The legal monopoly of the Church in matters educational during the Middle Ages was described in Chapter II. During and following the period of the Reformation this theory continued in force, and schoolmasters in England were required to be licensed by the bishops of the Established Church. In the eighteenth century, however, this practice began to be questioned in the courts, but the prevailing opinion, as often cited in speeches in Parliament, continued to be that the Church had general control. An example of the opposite tendency is the following incident. In 1701 an elementaryschool master who had been indicted for teaching school without a license from the bishop was discharged by the court on the basis that "the school was not within the Act of James I, because the act extends but to grammar schools, and this school was for writing and reading." (1: 173.) By this decision the legal control of education by the Church was declared not to extend to elementary education. Some judges even questioned whether the bishops had jurisdiction over grammar-school masters, but the general tendency of the decisions of the eighteenth century was to affirm the control by the bishops in such cases.

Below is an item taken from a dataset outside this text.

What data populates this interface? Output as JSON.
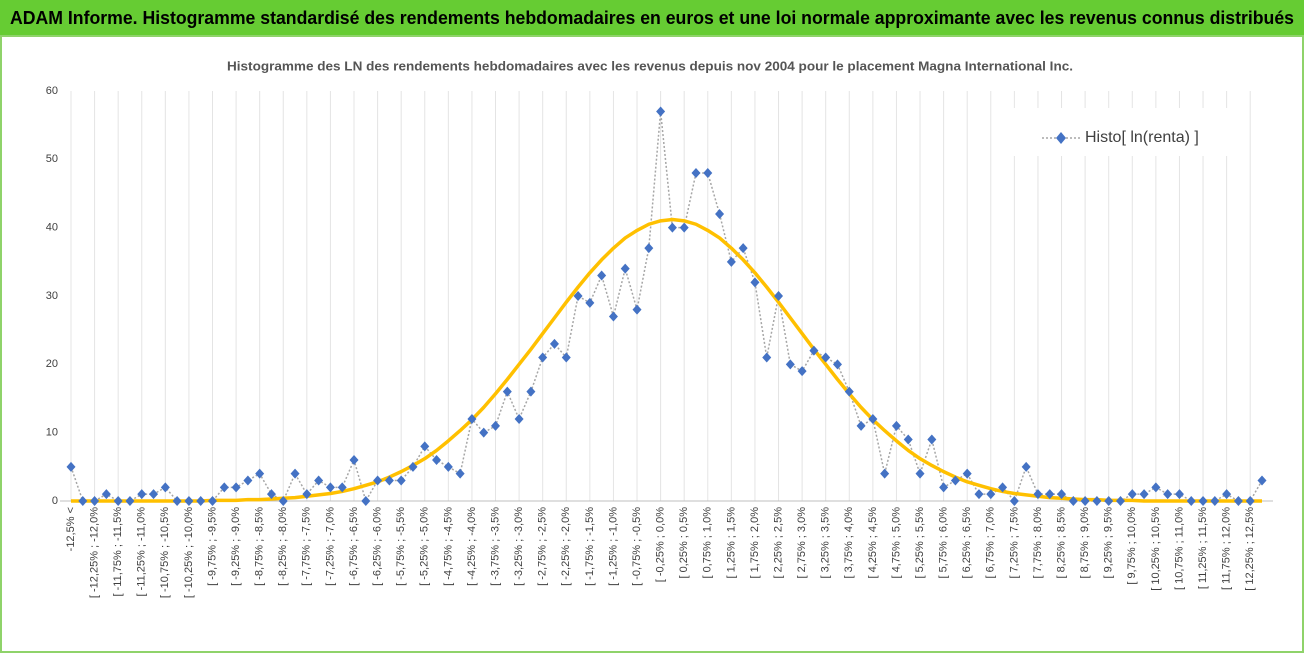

Church made little provision for elementary education. — The English (Episcopal) Church, however, failed to make any adequate provision for elementary schools. In this respect it was much inferior to the Catholic Church on some parts of the Continent, where such societies as the Brethren of the Christian Schools organized very effective schools. Practically the only significant endeavor made by the English Church before the nineteenth century was in the organization in 1699 of the Society for promoting Christian Knowledge. The object of the Society is well suggested by its name to promote Christian knowledge by erecting catechetical schools and diffusing the Scriptures and the liturgy of the Established Church. Its officers were members of this Church, and its rules were approved by the bishop. The Society stated

that part of its work was the "erecting of schools in . . . cities and the parts adjacent for the instruction of such poor children in reading, writing, and the catechism, whose parents or relatives are not able to afford them the ordinary means of education." This plan was carried out, and by 1729 the Society had opened 1658 schools, containing 34,000 children. A branch of this organization was the Society for the Propagation of the Gospel in Foreign Parts, which established schools in America.

Voluntary agencies depended on for elementary schools for the poor. These societies are typical of the endeavors made in England during the eighteenth and early nineteenth centuries to provide elementary schools for the poor. The little children of parents who could afford to pay were educated in the home or in private dame schools, but the children of the poor received no education, or only such meager instruction as was provided in the charity schools maintained by the voluntary efforts of individuals or philanthropic societies. The most important of these voluntary agencies were (1) the Sunday schools from 1780 on; (2) the British and Foreign School Society (1808, 1814); and (3) the National Society for Promoting the Education of the Poor (1811).

Secular Sunday schools organized after 1780.- The Sunday schools, unlike those of recent years, were organized not merely for religious instruction, but to give instruction in reading and writing; hence they were largely secular in purpose. They were particularly valuable in the manufacturing districts for children and adults who were employed during the week days. Thus in Manchester, in 1834, Sunday schools were open for secular instruction five and a half hours on Sunday and two evenings in the week. Two organizations, the Society for the Support and Encouragement of Sunday Schools (1785) and the Sunday School Union (1803), were devoted to the propagation of such schools. The movement spread almost immediately to the United States.